Flip the book on its back and the other half presents a vividly coloured,cleverly composed kaleidoscope of decisive moments. The fast-paced nightlife contrasts the working-class commuters held together by the urgency of destination. The giddy vertigo of high-rise buildings grinds to a halt when the next image captures the immobilised traffic. The steel and sinew of the Bandra-Worli Sealink is contrasted with the potholed misery of monsoons,while cinema hoardings scream for attention in the breathless city of simultaneity.
What makes this hefty glossy different from predecessors such as Bombay: The Cities Within by Rahul Mehrotra and Sharada Dwivedi? For starters,it does not have the long-format writing style or the historical approach that the latter has. The writing by Jim Masselos and Naresh Fernandes recaps history,but,importantly,this book lets the images do most of the talking.
Puns and tongue-in-cheek moments echo both in the images and captions. In fact,the section that captures the much-documented and discussed pioneering efforts of the Parsi community and the building of infrastructure by the British is not without its subtle asides. At the outset,the Grand Parsi Dinner thrown by pioneer Bomanji is underwritten by a gender pun. The caption underscores the men in tailored tuxes contrasted with the traditional,fine saris of the women who changed their garb much later. Another cutting observation is the documentation of Bombay natives through studio portraits,for the purpose of conquest,by the early British traders. Though some of these images appear worn by time,one can understand its relevance.
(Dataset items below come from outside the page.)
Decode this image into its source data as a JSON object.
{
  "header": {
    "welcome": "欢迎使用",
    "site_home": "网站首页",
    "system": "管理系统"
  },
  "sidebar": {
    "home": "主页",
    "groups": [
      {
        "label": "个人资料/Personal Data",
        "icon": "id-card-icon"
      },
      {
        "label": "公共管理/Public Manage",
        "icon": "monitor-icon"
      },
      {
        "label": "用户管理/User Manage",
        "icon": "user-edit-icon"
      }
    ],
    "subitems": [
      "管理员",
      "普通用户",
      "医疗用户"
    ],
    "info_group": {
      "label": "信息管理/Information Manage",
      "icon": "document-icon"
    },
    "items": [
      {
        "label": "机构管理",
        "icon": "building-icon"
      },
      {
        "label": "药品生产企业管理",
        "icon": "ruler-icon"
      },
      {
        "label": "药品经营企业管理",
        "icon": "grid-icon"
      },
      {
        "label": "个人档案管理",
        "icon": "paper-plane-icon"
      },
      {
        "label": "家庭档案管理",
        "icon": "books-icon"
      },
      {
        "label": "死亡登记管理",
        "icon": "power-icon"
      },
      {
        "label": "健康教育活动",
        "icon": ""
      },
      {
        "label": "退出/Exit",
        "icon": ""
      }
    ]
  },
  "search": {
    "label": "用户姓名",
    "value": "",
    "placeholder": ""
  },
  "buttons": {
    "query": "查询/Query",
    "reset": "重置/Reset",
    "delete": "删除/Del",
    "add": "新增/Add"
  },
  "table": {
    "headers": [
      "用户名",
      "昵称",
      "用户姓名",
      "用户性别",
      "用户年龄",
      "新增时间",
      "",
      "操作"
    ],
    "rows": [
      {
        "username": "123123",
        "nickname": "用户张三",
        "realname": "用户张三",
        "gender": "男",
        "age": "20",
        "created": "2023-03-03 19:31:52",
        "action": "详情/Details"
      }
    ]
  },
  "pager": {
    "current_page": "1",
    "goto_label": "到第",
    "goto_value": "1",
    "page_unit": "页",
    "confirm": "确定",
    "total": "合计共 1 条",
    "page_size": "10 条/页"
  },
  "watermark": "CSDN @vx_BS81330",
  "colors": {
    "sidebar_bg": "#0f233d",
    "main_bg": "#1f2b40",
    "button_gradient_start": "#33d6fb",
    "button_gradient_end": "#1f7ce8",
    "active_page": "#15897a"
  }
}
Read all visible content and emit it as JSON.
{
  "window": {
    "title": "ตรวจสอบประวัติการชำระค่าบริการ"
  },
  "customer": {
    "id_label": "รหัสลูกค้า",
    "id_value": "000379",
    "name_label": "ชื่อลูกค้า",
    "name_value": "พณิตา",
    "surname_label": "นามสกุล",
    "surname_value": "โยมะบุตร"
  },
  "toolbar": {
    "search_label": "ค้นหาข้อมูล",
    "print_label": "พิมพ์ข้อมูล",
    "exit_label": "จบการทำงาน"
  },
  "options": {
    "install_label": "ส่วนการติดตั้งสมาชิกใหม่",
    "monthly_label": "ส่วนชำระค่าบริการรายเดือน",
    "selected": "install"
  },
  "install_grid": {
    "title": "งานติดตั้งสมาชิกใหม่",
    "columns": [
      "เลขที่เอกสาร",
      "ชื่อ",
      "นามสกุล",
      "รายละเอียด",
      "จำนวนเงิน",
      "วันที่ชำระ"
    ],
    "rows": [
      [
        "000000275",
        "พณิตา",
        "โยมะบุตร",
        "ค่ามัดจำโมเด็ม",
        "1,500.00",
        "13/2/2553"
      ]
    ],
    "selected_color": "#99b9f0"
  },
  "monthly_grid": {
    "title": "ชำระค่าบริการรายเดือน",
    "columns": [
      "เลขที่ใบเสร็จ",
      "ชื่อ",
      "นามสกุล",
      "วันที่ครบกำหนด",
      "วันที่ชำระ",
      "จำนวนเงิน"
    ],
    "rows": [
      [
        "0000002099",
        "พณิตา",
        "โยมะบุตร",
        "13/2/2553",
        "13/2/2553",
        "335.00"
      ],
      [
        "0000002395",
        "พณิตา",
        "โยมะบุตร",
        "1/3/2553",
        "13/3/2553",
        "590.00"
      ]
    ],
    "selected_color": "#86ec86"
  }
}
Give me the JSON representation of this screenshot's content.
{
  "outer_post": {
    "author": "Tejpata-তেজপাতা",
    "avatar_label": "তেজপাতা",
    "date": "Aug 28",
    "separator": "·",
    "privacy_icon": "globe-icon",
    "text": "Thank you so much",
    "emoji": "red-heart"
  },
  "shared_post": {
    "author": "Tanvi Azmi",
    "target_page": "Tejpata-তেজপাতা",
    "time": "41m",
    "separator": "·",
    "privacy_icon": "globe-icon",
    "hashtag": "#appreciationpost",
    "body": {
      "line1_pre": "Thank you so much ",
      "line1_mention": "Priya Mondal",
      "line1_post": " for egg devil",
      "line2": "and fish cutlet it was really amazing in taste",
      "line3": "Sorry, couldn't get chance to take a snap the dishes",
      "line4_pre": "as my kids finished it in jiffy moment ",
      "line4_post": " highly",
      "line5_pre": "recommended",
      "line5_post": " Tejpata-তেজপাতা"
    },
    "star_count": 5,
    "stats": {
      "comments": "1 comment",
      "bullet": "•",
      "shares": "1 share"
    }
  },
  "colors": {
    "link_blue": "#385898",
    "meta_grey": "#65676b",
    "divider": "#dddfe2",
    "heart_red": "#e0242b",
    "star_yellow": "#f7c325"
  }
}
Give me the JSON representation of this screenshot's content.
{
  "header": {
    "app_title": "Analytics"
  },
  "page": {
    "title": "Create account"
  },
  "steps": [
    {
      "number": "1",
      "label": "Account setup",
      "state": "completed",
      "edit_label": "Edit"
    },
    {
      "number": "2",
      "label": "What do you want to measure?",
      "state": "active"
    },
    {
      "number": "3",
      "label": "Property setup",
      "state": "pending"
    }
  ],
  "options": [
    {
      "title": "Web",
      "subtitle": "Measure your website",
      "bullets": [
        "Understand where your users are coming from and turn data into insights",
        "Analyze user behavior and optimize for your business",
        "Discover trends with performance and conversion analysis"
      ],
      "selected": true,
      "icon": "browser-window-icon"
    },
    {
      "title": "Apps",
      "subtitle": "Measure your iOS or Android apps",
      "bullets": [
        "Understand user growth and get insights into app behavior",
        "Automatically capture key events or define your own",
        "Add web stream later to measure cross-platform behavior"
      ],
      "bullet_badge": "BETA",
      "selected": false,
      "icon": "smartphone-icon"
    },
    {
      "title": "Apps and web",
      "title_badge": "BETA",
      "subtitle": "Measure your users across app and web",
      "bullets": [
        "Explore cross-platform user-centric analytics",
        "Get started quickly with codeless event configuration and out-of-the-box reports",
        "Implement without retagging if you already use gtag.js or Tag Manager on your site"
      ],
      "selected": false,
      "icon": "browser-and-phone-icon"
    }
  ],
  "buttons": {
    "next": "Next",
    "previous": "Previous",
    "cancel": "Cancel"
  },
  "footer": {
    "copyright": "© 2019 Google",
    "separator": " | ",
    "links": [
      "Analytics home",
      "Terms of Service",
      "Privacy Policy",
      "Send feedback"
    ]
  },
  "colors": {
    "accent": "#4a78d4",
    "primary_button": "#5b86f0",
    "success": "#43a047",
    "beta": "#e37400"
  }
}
Juxtaposing the patriotism of the past with the jingoism of the present can be interesting there is a 1930s image of the Ganapati immersion where the lord is dressed in the regalia of Netaji Subhas Chandra Bose and an arresting,new image of an injured man dressed up as Chattrapati Shivaji.
The one criticism is that the images appear without an immediate credit to the photographer. The names appear only at one end of the book in a tedious practice where the lenspersons name is mentioned alongside page numbers a method that is not reader-friendly or respectful to the photographer.